Although the current pipeline is not an SLAM system, DA3-Streaming still has a certain degree of accuracy compared to the uncalibrated SLAM method on TUM RGB-D. DA3-Streaming, VGGT-Long and Pi-Long are evaluated with chunk size 120, overlap 60, comparable resolution (~500px-width) and with loop closure.
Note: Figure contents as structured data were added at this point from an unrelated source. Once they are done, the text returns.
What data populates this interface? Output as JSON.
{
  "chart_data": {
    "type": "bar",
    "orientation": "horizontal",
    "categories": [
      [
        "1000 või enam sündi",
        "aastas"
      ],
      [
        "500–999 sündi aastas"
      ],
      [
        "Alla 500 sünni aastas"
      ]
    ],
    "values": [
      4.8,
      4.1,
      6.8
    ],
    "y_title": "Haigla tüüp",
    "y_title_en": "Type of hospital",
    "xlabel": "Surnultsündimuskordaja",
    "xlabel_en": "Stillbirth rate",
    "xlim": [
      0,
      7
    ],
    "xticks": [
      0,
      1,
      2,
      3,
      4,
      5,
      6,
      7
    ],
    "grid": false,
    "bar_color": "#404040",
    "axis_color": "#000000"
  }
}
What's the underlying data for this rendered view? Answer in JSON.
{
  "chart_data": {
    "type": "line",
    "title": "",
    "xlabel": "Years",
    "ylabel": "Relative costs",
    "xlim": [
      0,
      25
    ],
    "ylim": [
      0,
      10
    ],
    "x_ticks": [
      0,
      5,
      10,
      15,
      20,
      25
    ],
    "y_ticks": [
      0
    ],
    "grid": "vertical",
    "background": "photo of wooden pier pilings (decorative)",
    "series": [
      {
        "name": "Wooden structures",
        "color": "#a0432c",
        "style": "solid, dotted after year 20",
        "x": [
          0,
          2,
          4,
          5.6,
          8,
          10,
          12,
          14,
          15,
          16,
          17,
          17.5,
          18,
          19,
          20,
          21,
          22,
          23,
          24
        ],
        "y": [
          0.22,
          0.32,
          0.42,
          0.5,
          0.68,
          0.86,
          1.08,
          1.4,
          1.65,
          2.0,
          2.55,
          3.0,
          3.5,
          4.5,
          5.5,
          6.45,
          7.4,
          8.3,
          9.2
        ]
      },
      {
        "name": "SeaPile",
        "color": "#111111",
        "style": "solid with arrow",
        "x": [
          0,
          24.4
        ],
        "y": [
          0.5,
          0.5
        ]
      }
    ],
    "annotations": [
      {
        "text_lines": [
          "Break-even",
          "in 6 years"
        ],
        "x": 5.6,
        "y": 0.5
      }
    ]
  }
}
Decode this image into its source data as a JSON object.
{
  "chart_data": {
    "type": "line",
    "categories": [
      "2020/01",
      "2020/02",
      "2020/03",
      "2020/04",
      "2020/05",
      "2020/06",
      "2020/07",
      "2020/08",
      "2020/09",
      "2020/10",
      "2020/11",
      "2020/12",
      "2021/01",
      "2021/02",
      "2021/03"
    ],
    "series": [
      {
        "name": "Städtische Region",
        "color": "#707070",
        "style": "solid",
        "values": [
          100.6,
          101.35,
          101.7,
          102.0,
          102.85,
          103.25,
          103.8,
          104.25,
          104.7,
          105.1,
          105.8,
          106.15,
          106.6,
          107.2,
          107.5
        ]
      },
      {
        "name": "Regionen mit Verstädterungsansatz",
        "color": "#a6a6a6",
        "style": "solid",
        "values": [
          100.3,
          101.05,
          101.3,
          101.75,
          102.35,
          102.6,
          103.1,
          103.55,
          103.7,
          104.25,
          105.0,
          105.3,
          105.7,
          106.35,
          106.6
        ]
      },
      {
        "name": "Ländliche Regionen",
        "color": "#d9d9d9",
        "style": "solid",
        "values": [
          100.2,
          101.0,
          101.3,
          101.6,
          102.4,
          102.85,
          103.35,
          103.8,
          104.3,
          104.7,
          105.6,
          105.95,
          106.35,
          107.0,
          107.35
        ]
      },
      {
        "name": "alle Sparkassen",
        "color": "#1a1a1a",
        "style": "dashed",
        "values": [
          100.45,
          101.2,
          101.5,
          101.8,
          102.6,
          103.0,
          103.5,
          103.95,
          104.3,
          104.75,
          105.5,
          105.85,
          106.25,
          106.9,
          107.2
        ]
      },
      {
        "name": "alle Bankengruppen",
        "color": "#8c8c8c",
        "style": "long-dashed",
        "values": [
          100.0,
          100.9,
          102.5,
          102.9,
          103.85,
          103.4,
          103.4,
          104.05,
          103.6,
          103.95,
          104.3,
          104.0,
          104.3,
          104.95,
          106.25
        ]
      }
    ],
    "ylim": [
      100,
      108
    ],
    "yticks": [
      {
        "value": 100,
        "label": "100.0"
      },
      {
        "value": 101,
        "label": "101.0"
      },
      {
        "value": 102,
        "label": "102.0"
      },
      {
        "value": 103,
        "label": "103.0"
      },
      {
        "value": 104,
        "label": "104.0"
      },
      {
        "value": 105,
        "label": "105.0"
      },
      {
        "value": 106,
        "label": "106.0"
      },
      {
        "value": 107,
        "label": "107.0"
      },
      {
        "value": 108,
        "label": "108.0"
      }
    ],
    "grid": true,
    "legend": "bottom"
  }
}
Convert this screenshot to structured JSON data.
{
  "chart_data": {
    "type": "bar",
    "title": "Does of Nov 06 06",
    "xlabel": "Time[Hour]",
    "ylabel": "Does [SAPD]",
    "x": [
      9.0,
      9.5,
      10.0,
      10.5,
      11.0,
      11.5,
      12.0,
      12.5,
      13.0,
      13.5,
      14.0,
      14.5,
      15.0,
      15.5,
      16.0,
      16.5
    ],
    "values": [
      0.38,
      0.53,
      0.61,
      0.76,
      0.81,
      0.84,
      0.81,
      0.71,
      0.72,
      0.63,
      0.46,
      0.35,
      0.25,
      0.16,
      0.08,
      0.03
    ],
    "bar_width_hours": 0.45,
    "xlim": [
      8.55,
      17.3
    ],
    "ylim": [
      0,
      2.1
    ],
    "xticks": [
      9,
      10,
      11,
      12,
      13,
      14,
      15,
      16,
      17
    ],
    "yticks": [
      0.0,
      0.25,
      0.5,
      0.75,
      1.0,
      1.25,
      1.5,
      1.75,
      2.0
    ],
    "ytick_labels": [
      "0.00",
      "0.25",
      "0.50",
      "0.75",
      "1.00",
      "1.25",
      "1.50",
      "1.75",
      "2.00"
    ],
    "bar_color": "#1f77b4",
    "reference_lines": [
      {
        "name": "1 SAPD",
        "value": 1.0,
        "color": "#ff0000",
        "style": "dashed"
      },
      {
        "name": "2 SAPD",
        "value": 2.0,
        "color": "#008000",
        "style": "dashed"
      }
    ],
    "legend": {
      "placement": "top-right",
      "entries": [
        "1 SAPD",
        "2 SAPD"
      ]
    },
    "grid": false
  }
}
Methods AVG 360 desk desk2 floor plant room rpy teddy xyz
Droid-SLAM Uncalibrated 0.163 0.202 0.032 0.091 0.064 0.045 0.918 0.056 0.045 0.012
Mast3r-SLAM Uncalibrated 0.060 0.070 0.035 0.055 0.056 0.035 0.118 0.041 0.114 0.020
VGGT-Long 0.110 0.118 0.058 0.111 0.118 0.071 0.155 0.140 0.120 0.099
Pi-long 0.094 0.115 0.047 0.052 0.160 0.085 0.114 0.143 0.081 0.052
DA3-Streaming 0.087 0.059 0.034 0.042 0.107 0.060 0.105 0.206 0.126 0.044

We also evaluate DA3-Streaming with different chunk sizes on KITTI (w/o 01) with resolution 504x154 and TUM RGB-D with resolution 504x378. Overlap is set to half of chunk size.

Chunk size 120 90 60 30
KITTI (504x154) Peak VRAM [GB] 15.9 14.3 12.7 11.5
ATE RMSE [m] 10.42 9.38 10.64 19.39
TUM RGB-D (504x378) Peak VRAM [GB] 28.3 25.1 21.2 18.7
ATE RMSE [m] 0.087 0.091 0.127 0.227

Acknowledgements

Our project is based on VGGT-Long and Depth Anything 3.